Jan. 23--LEWISTON -- When the locking bolt breaks and the safe door swings ajar, Maurice Robichaud needs only a moment more.
"I ask if I can have a little time so I can gather up my tools and step away," Robichaud said. He doesn't peek inside. And if the valuable object inside is personal to the customer, he might never know what was locked away.
"Any time we open a safe, a door or a storage container, we always back off," he said. "That's the customer's. It's not any of our business."
Rather than the big reveal, he's more intrigued by the challenge of opening a safe.
In 36 years as a locksmith -- based in Lewiston but working all over Maine -- Robichaud has never met a safe he couldn't crack.
But he's come close.
Last summer, a military safe almost cost him his streak.
"It was the type of safe that was very, very frustrating, very time consuming and very costly to open because the equipment we had to use," he said.
One day turned to two. Two became three.
"It wasn't because of lack of experience, because we knew where to go," he said. "We put the hole in the right place."
There was a complication.
"It was full of ammunition, so we couldn't use a torch," Robichaud said. So he drilled and drilled, using diamond-tipped bits that cost about $27 each. "We went through 30 of those."
In the end, it took three-and-a-half days, but this safe opened as every safe eventually does.
Robichaud, a compact man of 64, didn't always work on safes.
"When I came back home from Vietnam, I didn't know what I wanted to do so I went to a business school for one year," he said. He then got an office job, but it lacked something.
"One day I was talking with a friend of mine and said, 'I really don't want my life to be behind a desk,'" he said. At that moment, Clarence Fortier of H. Fortier & Sons Locksmith walked in. He was there to change the safe combination.

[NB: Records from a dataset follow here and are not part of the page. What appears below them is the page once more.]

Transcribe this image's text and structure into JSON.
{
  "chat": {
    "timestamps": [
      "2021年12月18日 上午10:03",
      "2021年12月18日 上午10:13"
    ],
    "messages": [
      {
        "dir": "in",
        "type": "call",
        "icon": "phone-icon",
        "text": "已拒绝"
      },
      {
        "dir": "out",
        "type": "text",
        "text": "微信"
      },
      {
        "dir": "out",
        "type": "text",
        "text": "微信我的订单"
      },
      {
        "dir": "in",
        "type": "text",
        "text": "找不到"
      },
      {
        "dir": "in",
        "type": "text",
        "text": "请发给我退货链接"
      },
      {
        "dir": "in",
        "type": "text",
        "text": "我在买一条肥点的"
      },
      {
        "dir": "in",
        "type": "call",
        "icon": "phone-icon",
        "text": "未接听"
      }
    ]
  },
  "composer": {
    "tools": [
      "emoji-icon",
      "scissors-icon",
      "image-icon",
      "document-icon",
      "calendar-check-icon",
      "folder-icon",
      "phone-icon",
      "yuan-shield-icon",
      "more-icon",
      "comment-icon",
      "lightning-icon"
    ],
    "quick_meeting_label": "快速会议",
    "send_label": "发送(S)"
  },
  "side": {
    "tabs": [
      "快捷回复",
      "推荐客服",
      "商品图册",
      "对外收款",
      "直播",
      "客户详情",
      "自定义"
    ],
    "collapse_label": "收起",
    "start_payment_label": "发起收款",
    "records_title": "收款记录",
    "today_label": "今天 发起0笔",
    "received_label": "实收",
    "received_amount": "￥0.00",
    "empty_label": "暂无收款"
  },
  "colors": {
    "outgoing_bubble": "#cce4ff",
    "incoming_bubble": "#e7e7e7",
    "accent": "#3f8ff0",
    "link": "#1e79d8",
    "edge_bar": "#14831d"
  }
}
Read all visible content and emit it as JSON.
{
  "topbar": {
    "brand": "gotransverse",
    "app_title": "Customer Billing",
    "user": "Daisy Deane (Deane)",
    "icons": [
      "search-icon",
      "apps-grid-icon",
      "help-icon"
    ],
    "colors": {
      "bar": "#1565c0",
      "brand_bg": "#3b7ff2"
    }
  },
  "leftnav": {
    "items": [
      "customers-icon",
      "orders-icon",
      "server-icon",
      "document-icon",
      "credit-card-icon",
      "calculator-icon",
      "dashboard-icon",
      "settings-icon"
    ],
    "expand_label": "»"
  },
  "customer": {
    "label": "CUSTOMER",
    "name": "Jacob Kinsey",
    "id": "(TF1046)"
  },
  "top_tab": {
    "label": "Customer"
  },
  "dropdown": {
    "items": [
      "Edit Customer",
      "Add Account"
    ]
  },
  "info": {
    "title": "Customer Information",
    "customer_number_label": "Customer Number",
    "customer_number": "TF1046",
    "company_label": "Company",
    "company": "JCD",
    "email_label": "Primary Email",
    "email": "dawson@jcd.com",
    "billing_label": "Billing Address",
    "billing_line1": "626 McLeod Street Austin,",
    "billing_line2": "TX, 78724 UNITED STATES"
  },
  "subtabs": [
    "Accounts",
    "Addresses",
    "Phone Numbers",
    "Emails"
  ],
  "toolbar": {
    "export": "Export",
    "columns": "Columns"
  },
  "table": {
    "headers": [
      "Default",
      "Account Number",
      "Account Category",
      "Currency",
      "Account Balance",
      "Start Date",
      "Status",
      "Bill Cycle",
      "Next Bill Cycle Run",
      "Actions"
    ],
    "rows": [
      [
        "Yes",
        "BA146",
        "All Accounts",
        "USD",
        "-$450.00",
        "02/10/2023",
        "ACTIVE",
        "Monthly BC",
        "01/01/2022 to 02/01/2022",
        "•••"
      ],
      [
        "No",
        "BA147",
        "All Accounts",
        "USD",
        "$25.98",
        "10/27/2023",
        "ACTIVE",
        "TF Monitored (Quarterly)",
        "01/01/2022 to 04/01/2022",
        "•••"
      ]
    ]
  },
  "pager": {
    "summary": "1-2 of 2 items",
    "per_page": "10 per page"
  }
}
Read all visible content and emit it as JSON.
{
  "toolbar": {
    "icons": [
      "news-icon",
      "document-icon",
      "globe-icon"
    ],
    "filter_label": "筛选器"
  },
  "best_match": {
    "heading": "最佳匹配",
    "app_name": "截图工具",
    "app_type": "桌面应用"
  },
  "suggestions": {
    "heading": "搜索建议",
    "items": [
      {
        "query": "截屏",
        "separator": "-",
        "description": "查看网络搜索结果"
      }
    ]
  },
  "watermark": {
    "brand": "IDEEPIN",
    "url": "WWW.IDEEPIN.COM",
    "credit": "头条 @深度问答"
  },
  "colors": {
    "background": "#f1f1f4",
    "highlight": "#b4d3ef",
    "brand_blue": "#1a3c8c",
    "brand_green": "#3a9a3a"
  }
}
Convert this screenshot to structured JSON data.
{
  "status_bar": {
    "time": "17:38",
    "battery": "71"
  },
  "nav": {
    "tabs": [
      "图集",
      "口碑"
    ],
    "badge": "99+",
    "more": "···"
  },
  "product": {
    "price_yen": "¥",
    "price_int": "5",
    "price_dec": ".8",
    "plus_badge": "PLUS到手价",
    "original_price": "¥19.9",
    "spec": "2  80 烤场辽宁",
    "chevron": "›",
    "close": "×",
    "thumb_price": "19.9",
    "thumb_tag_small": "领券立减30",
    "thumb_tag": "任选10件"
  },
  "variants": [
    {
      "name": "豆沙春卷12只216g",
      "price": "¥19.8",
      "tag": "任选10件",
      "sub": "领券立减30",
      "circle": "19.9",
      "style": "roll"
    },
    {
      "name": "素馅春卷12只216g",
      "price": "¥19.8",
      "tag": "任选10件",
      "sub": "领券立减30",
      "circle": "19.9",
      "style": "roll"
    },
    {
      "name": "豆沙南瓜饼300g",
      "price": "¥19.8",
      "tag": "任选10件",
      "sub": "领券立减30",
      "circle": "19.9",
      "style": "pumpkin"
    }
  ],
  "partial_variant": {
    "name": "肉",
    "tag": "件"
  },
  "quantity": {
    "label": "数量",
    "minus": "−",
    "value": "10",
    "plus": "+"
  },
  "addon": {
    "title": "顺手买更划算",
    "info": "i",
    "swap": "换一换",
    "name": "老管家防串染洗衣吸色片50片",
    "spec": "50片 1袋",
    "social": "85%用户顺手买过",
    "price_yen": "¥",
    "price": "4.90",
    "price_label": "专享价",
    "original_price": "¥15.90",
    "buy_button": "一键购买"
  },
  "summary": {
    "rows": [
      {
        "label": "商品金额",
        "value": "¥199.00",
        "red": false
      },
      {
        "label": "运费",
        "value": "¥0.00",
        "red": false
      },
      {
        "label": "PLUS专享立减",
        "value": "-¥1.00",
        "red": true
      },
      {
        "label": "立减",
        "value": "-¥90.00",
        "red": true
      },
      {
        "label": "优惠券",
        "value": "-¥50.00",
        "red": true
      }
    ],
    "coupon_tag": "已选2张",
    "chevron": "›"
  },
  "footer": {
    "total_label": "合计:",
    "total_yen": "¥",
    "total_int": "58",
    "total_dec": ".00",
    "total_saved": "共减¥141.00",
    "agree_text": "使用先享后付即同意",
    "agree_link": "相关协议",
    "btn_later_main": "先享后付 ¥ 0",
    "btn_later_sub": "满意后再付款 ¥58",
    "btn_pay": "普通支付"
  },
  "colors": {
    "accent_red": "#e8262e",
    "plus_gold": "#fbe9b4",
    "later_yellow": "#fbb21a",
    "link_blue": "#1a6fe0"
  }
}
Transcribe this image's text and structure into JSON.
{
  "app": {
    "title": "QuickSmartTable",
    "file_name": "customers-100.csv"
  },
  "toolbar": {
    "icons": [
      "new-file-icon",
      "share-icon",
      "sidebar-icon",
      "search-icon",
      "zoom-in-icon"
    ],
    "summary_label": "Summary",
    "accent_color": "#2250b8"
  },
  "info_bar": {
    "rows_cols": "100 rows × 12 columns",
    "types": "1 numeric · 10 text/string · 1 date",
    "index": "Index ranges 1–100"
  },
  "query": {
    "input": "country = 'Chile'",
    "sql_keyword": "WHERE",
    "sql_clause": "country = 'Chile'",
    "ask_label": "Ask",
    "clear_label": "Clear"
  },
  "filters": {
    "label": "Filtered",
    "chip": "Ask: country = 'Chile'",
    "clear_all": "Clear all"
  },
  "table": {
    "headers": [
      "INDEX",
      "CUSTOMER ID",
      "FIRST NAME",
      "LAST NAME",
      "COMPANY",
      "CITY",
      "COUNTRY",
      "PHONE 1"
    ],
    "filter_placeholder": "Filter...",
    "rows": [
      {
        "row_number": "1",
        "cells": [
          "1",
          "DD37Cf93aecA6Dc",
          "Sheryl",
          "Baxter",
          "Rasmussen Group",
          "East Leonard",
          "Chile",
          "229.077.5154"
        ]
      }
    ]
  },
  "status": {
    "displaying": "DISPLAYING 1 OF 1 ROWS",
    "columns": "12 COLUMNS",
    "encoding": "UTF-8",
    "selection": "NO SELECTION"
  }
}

"My friend says, 'You ought to ask him for a job,'" Robichaud said. He did. After several no's, Fortier finally agreed, hiring him in 1975.
Quickly, Robichaud began learning about locks, learning to manipulate the lock tumblers inside a car door or a bank's safety deposit box. And he learned the business.
When Clarence Fortier retired in 1988, he sold to Robichaud, known to most folks as Moe.
The business has changed from the creation of skeleton keys to electronic safety systems and keys that have transponders. Meanwhile, he maintains a family presence. His wife, Lucille, worked there for years. And their daughter, Carrie Hinkley, has worked here for 18 years.
In total, Moe's business employs eight people, about half of whom spend their days on the road, either installing locks or opening them.
It's a tough business that can stretch for long hours, Moe said.
But the time behind the desk is offset by the need to go into the field and a measure of unpredictability, from the time a guy showed up in his shop handcuffed to a bar stool to the times police rushed him to a crime scene, often to free a child from a locked car.
He was once called to the old Androscoggin County Jail with its floor-to-ceiling bars to help rescue an inmate locked in his cell. The guys in an adjacent cell had stuffed the lock with matches, making it impossible for the guards to free him.
"The prisoner was upset because he couldn't go see the movie," he said.
There was also the time police led him to a locked trunk and asked if he could open it without disturbing the fingerprints on the lid. He did. Inside was a body, murdered by a pair of men who are now in prison.
More often, he's just helping folks.
Recently a couple called, saying the keys to their new locks didn't work.
Moe drove to the elderly couple's home. The keys didn't fit. Then, he noticed another set on the ground. Those keys worked.
"The people were grateful, and they had been waiting in their car patiently," he said. "That was nice."
As he's gotten older, Moe has slowed and focused on cracking safes.
The safes he opens are usually inherited. Often the combination is lost, and the contents are forgotten. People often ask if he'll waive his fee for a piece of the treasure inside.
He always says "No." There are few forgotten fortunes.
In one case, helping an Auburn woman who was renovating a building with a safe, he listened to the offer again and again.
Eventually, she said, "What the heck, I'll give you half anyway." And he opened the safe.
On the middle shelf -- the only thing inside -- sat a roll of toilet paper.
"I'll take the first half," Moe said.
Photographer Russ Dillingham contributed to this story.